Pop
Paul Luikart
When I was a kid, I loved the movie Krull. My buddy Phil and I used to watch it at his house because he taped it off HBO. If you don’t know Krull, it’s an early 80’s sci-fantasy movie. The planet Krull is invaded by these evil aliens. There’s a big quest involving the main guy who has a weapon called the Glaive, which is this magical spinning blade that basically has a mind of its own. But it’s loyal to the main guy. Like, he can recall it to his hand after he throws it. It looks like a beautiful, golden ninja star but functions like a deadly, sentient boomerang. Anyway, the aliens kidnap the main guy's girl and he has to go save her and save the planet too. There is a cyclops and some wizards and quicksand and needless to say, as soon as we got Netflix, I made my wife watch Krull with me. But when it was over I thought, “What a piece of s***."
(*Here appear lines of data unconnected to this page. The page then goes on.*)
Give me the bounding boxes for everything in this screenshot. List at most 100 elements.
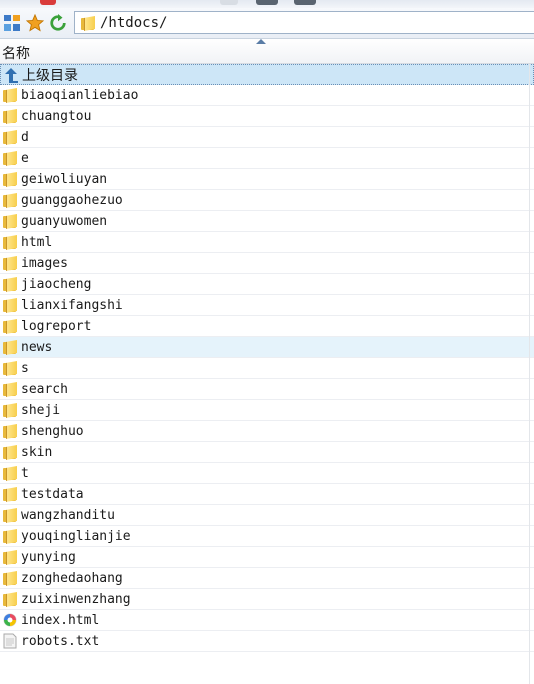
file-name: jiaocheng bbox=[21, 276, 92, 292]
file-row[interactable]: geiwoliuyan bbox=[0, 169, 534, 190]
parent-directory-label: 上级目录 bbox=[22, 67, 78, 84]
file-name: s bbox=[21, 360, 29, 376]
file-row[interactable]: news bbox=[0, 337, 534, 358]
file-name: zuixinwenzhang bbox=[21, 591, 131, 607]
file-row[interactable]: wangzhanditu bbox=[0, 505, 534, 526]
folder-icon bbox=[2, 549, 18, 565]
file-list: 上级目录 biaoqianliebiao chuangtou d e geiwoliuy… bbox=[0, 64, 534, 652]
star-icon bbox=[26, 14, 44, 32]
file-name: youqinglianjie bbox=[21, 528, 131, 544]
folder-icon bbox=[2, 465, 18, 481]
file-row[interactable]: images bbox=[0, 253, 534, 274]
folder-icon bbox=[2, 129, 18, 145]
file-name: news bbox=[21, 339, 53, 355]
folder-icon bbox=[2, 318, 18, 334]
folder-icon bbox=[2, 297, 18, 313]
file-name: testdata bbox=[21, 486, 84, 502]
file-name: robots.txt bbox=[21, 633, 100, 649]
file-row[interactable]: testdata bbox=[0, 484, 534, 505]
file-name: search bbox=[21, 381, 68, 397]
file-row[interactable]: yunying bbox=[0, 547, 534, 568]
file-name: sheji bbox=[21, 402, 61, 418]
folder-icon bbox=[2, 402, 18, 418]
file-row[interactable]: youqinglianjie bbox=[0, 526, 534, 547]
file-name: index.html bbox=[21, 612, 100, 628]
file-name: shenghuo bbox=[21, 423, 84, 439]
folder-icon bbox=[2, 486, 18, 502]
file-name: d bbox=[21, 129, 29, 145]
file-name: biaoqianliebiao bbox=[21, 87, 139, 103]
folder-icon bbox=[2, 276, 18, 292]
column-header-name[interactable]: 名称 bbox=[0, 39, 534, 64]
file-row[interactable]: d bbox=[0, 127, 534, 148]
file-row[interactable]: shenghuo bbox=[0, 421, 534, 442]
file-row[interactable]: jiaocheng bbox=[0, 274, 534, 295]
folder-icon bbox=[2, 339, 18, 355]
file-row[interactable]: zonghedaohang bbox=[0, 568, 534, 589]
file-row[interactable]: guanggaohezuo bbox=[0, 190, 534, 211]
file-name: lianxifangshi bbox=[21, 297, 123, 313]
file-row[interactable]: guanyuwomen bbox=[0, 211, 534, 232]
file-name: skin bbox=[21, 444, 53, 460]
file-name: e bbox=[21, 150, 29, 166]
folder-icon bbox=[2, 528, 18, 544]
file-name: wangzhanditu bbox=[21, 507, 115, 523]
parent-directory-row[interactable]: 上级目录 bbox=[0, 64, 534, 85]
folder-icon bbox=[2, 234, 18, 250]
file-row[interactable]: lianxifangshi bbox=[0, 295, 534, 316]
file-row[interactable]: chuangtou bbox=[0, 106, 534, 127]
address-path: /htdocs/ bbox=[100, 14, 168, 31]
toolbar: /htdocs/ bbox=[0, 8, 534, 39]
folder-icon bbox=[2, 360, 18, 376]
file-row[interactable]: search bbox=[0, 379, 534, 400]
file-row[interactable]: t bbox=[0, 463, 534, 484]
file-row[interactable]: robots.txt bbox=[0, 631, 534, 652]
file-name: html bbox=[21, 234, 53, 250]
file-name: t bbox=[21, 465, 29, 481]
column-header-label: 名称 bbox=[2, 46, 30, 62]
file-name: zonghedaohang bbox=[21, 570, 123, 586]
refresh-button[interactable] bbox=[48, 13, 68, 33]
file-name: yunying bbox=[21, 549, 76, 565]
file-name: images bbox=[21, 255, 68, 271]
folder-icon bbox=[2, 213, 18, 229]
address-bar[interactable]: /htdocs/ bbox=[74, 11, 534, 34]
file-row[interactable]: logreport bbox=[0, 316, 534, 337]
file-row[interactable]: zuixinwenzhang bbox=[0, 589, 534, 610]
text-file-icon bbox=[2, 633, 18, 649]
folder-icon bbox=[2, 591, 18, 607]
folder-icon bbox=[2, 507, 18, 523]
folder-icon bbox=[2, 87, 18, 103]
up-arrow-icon bbox=[3, 67, 19, 83]
file-name: geiwoliuyan bbox=[21, 171, 108, 187]
folder-icon bbox=[2, 108, 18, 124]
sitemap-button[interactable] bbox=[2, 13, 22, 33]
folder-icon bbox=[2, 381, 18, 397]
file-row[interactable]: e bbox=[0, 148, 534, 169]
file-row[interactable]: html bbox=[0, 232, 534, 253]
folder-icon bbox=[2, 423, 18, 439]
sort-ascending-icon bbox=[256, 39, 266, 44]
column-divider bbox=[529, 64, 530, 684]
file-name: guanyuwomen bbox=[21, 213, 108, 229]
folder-icon bbox=[2, 171, 18, 187]
file-row[interactable]: sheji bbox=[0, 400, 534, 421]
folder-icon bbox=[2, 570, 18, 586]
file-name: logreport bbox=[21, 318, 92, 334]
toolbar-dark-icon-partial bbox=[294, 0, 316, 5]
favorite-button[interactable] bbox=[25, 13, 45, 33]
toolbar-red-icon-partial bbox=[40, 0, 56, 5]
file-row[interactable]: s bbox=[0, 358, 534, 379]
refresh-icon bbox=[50, 14, 66, 31]
sitemap-icon bbox=[4, 15, 20, 31]
toolbar-dark-icon-partial bbox=[256, 0, 278, 5]
toolbar-doc-icon-partial bbox=[220, 0, 238, 5]
folder-icon bbox=[2, 150, 18, 166]
file-row[interactable]: skin bbox=[0, 442, 534, 463]
html-file-icon bbox=[2, 612, 18, 628]
file-row[interactable]: biaoqianliebiao bbox=[0, 85, 534, 106]
folder-icon bbox=[2, 192, 18, 208]
file-row[interactable]: index.html bbox=[0, 610, 534, 631]
folder-icon bbox=[80, 15, 98, 31]
file-name: chuangtou bbox=[21, 108, 92, 124]
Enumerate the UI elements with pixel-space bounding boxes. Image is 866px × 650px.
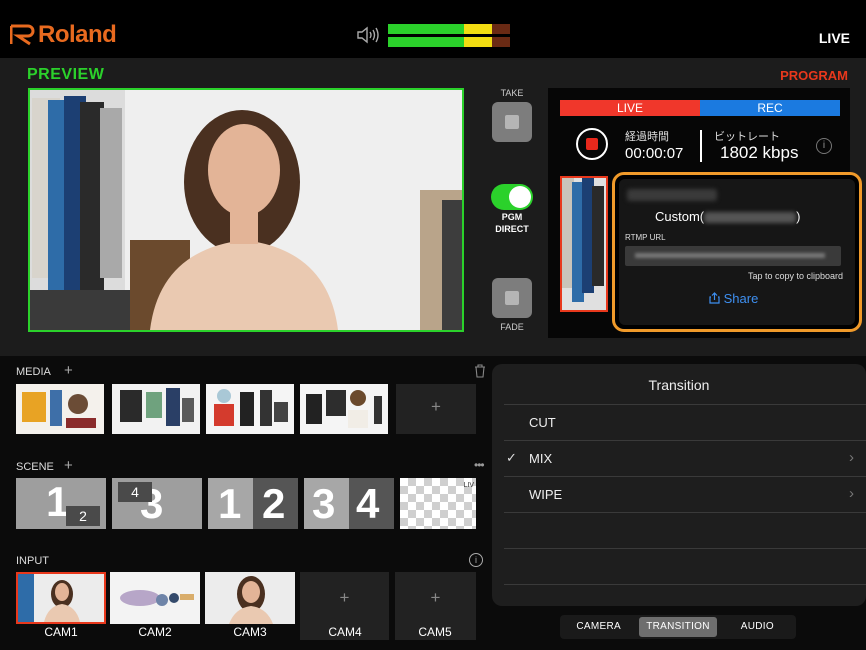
fade-square-icon (505, 291, 519, 305)
popover-content: Custom() RTMP URL Tap to copy to clipboa… (619, 179, 855, 325)
tab-transition[interactable]: TRANSITION (639, 617, 717, 637)
take-label: TAKE (500, 88, 524, 98)
tab-camera[interactable]: CAMERA (560, 615, 637, 639)
blurred-stream-title (627, 189, 717, 201)
preview-scene-image (30, 90, 462, 330)
switch-controls: TAKE PGM DIRECT FADE (480, 84, 544, 338)
scene-add-icon[interactable]: + (64, 457, 73, 474)
transition-empty-row (504, 512, 866, 548)
cam1-label: CAM1 (44, 625, 78, 639)
transition-item-cut[interactable]: CUT (504, 404, 866, 440)
chevron-right-icon: › (849, 485, 854, 502)
roland-mark-icon (10, 24, 35, 46)
scene-5-corner: LIV (463, 482, 474, 489)
copy-hint: Tap to copy to clipboard (747, 271, 843, 281)
program-scene-image (562, 178, 606, 310)
program-video[interactable] (560, 176, 608, 312)
media-thumb-1[interactable] (16, 384, 104, 434)
pgm-direct-label-1: PGM (501, 212, 523, 222)
share-button[interactable]: Share (709, 291, 758, 306)
transition-item-wipe[interactable]: WIPE › (504, 476, 866, 512)
media-thumb-4[interactable] (300, 384, 388, 434)
scene-1-sub: 2 (66, 506, 100, 526)
media-thumb-3[interactable] (206, 384, 294, 434)
input-info-icon[interactable]: i (469, 553, 483, 567)
cam3-thumb[interactable] (205, 572, 295, 624)
trash-icon[interactable] (474, 364, 486, 378)
scene-3-left: 1 (218, 480, 242, 527)
fade-button[interactable] (492, 278, 532, 318)
preview-video[interactable] (28, 88, 464, 332)
scene-label: SCENE (16, 461, 54, 473)
stream-info-popover: Custom() RTMP URL Tap to copy to clipboa… (612, 172, 862, 332)
scene-4-left: 3 (312, 480, 336, 527)
scene-tile-4[interactable]: 3 4 (304, 478, 394, 529)
scene-4-right: 4 (356, 480, 380, 527)
share-icon (709, 292, 720, 304)
cam4-label: CAM4 (328, 625, 362, 639)
control-tabs: CAMERA TRANSITION AUDIO (560, 615, 796, 639)
media-add-icon[interactable]: + (64, 362, 73, 379)
cam2-thumb[interactable] (110, 572, 200, 624)
top-bar: Roland LIVE (0, 0, 866, 58)
stats-divider (700, 130, 702, 162)
media-thumb-2[interactable] (112, 384, 200, 434)
pgm-direct-toggle[interactable] (491, 184, 533, 210)
scene-3-right: 2 (262, 480, 286, 527)
transition-panel: Transition CUT ✓ MIX › WIPE › (492, 364, 866, 606)
brand-name: Roland (38, 21, 117, 48)
live-status: LIVE (818, 30, 850, 46)
cam5-label: CAM5 (418, 625, 452, 639)
share-label: Share (723, 291, 759, 306)
audio-meter-left (388, 24, 510, 34)
rec-tab[interactable]: REC (700, 100, 840, 116)
elapsed-time-label: 経過時間 (625, 131, 669, 143)
take-arrow-icon (505, 115, 519, 129)
take-button[interactable] (492, 102, 532, 142)
scene-tile-1[interactable]: 1 2 (16, 478, 106, 529)
media-label: MEDIA (16, 366, 51, 378)
stream-info-icon[interactable]: i (816, 138, 832, 154)
scene-tile-3[interactable]: 1 2 (208, 478, 298, 529)
scene-more-icon[interactable]: ••• (474, 458, 485, 472)
bitrate-value: 1802 kbps (720, 143, 799, 162)
scene-tile-2[interactable]: 3 4 (112, 478, 202, 529)
scene-tile-5[interactable]: LIV (400, 478, 476, 529)
cam3-label: CAM3 (233, 625, 267, 639)
rtmp-url-label: RTMP URL (625, 233, 666, 242)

Krull didn't age well. I'm thankful that Hollywood hasn't rebooted it. God knows when that will happen, but it probably will. It'll be hipper, sleeker, sexier, and louder, but it will still suck. Some other absolutely unnecessary contributions to American pop culture that have been said and done (we assumed) in decades past but—flash forward to now—here they are again for some reason: A Jem movie (yep, that's comin'.) The reformation of New Kids on the Block (They hadn't been mercilessly ridiculed enough the first go-round?) Dancing with the Stars (an orgy, after-all, of has-beens whom we started tuning in to see because, "Oh, THAT'S what Urkel looks like now!")
We Americans must like to eat ourselves. We must like the taste of our own blood on our tongues. We must like the feel of our own skin wedged between our teeth. We must like the smell of our own muscle roasting in the oven. But we're plastic. Parts of us are indigestible. So we regurgitate them and cook them again, hoping for a more nuanced flavor (at least a palatability that wasn't there the first time) but not finding it once again, we choke them up, this time more desperately. We eat ourselves again and we gag on the rotten taste. But we eat ourselves like there is no other food. We're starving for ourselves.
Nostalgia is okay. It's okay for me to go into my parent's basement every now and then and look at my Star Wars toys. It's okay (mostly) that sometimes I watch clips of He-Man on YouTube. Once I even Wikipedia-ed the Go-Bots. But American pop culture is way beyond nostalgia and, truthfully, has been for a long time. I have no empirical evidence for what I'm about to say (call it a hunch), but I'm certain we cannibalize our pop culture past because we can't face our present reality. American collective sins, the indigestible parts of us—and I mean as far back as slavery all the way up to the way we worship billionaires now—are profoundly wicked. We know it. But we're still too proud to say, as one nation under God, "Forgive us."
Look, if a friend of mine called me up and said, "Come over and let's watch Krull," I'd say, "Cool, I'll bring the beer." Because, honestly, you'd need a lot of beer to make it through. We'd laugh and shout, "Oh yeah, THIS PART!" from time to time and maybe make up a drinking game where we drink every time there are terrible special effects (and we'd be passed out in fifteen minutes.) But also because I myself am an American. I'd rather chew my own bones than honestly face the ways I've done wrong.